My surgeon came over — the same one who promised earlier not to hit my carotid artery — and asked why I was crying.
“I’ve never had surgery,” I said.
He replied, “oh yeah, well that is pretty scary then now isn’t it?” I laughed, and he promised that I’d be ok and said, “don’t worry, with the stuff he’s going to give you, you’re going to love it — you’ll sleep like a baby, a wonderful, dreamless sleep, and wake up feeling superb, it’s the most wonderful feeling. Like walking on air.”
He walked away to get something, and then Bandana Guy started speaking in Dutch to everyone. I just laid there, listening, and he said, “sorry, from time to time we may speak in Dutch — it's just our nature.”
I responded, “That’s ok — you’ll only have to worry if I start speaking in Dutch.”
They all laughed, and Bandana Guy said, “well if that happens, I’ll be writing TONS of articles on you and will request that I can continue to put you under anesthesia to see what other languages I can get out of you.”

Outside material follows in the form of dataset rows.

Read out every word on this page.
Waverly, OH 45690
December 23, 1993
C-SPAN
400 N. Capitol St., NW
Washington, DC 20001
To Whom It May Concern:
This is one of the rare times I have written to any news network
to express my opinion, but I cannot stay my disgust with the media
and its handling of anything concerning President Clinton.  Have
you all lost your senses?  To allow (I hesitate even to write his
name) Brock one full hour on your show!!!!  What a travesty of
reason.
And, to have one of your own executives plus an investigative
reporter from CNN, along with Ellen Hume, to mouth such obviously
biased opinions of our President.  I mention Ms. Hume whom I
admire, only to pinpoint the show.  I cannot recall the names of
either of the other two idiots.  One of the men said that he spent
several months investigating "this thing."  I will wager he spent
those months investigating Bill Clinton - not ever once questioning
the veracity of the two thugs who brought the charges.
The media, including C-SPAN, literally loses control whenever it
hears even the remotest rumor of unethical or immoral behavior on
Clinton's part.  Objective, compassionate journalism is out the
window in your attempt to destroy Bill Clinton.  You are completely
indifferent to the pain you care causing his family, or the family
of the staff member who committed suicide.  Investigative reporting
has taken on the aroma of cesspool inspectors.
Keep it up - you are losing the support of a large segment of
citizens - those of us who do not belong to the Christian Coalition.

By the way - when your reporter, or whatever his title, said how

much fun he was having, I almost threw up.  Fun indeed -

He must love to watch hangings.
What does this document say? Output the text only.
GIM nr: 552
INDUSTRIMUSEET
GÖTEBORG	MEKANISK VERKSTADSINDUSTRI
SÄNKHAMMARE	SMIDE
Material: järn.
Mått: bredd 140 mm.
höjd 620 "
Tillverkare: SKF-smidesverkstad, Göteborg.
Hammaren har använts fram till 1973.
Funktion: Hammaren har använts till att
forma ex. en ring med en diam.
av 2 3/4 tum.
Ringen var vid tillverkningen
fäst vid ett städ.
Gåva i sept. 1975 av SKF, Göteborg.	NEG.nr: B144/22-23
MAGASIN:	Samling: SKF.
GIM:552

We laughed, and then he gave me a shot in my IV of a strong painkiller and Young Intern Guy told me it would make me dizzy — it did, and Bandana Guy told me to close my eyes. A few moments later, he said, “ok Kelly, look at me. It’s time to go to sleep, okay?” I nodded, and the last thing I remember seeing is their silhouettes against the lights above them.
While in the recovery room, still sleeping, Sean sat anxiously in the waiting room, determined to fulfill his promise. Once notified that I was out of surgery and in recovery, he went to reception to ask if he could go back into the recovery room to see me. Sympathetically, the receptionist said that he was not allowed to go back at this time. He sat back down, and moments later, the receptionist got up and left the area. Sean jumped at his chance, found the recovery room door, and stood outside in the hallway waiting for a doctor or nurse to go in so he could sneak in behind them.
Once a doctor and a nurse came along and swiped their cards, they went through and he snuck in the door behind them and, in his words, “walked through there like he was supposed to be there.” He bumped into Young Phlebotomist and asked where he could find me.
I woke up to him holding my hand — I looked up at him, groggy and sore but in that pleasant, sleepy, after- anesthesia state, and he smiled and said, “Told ya so.”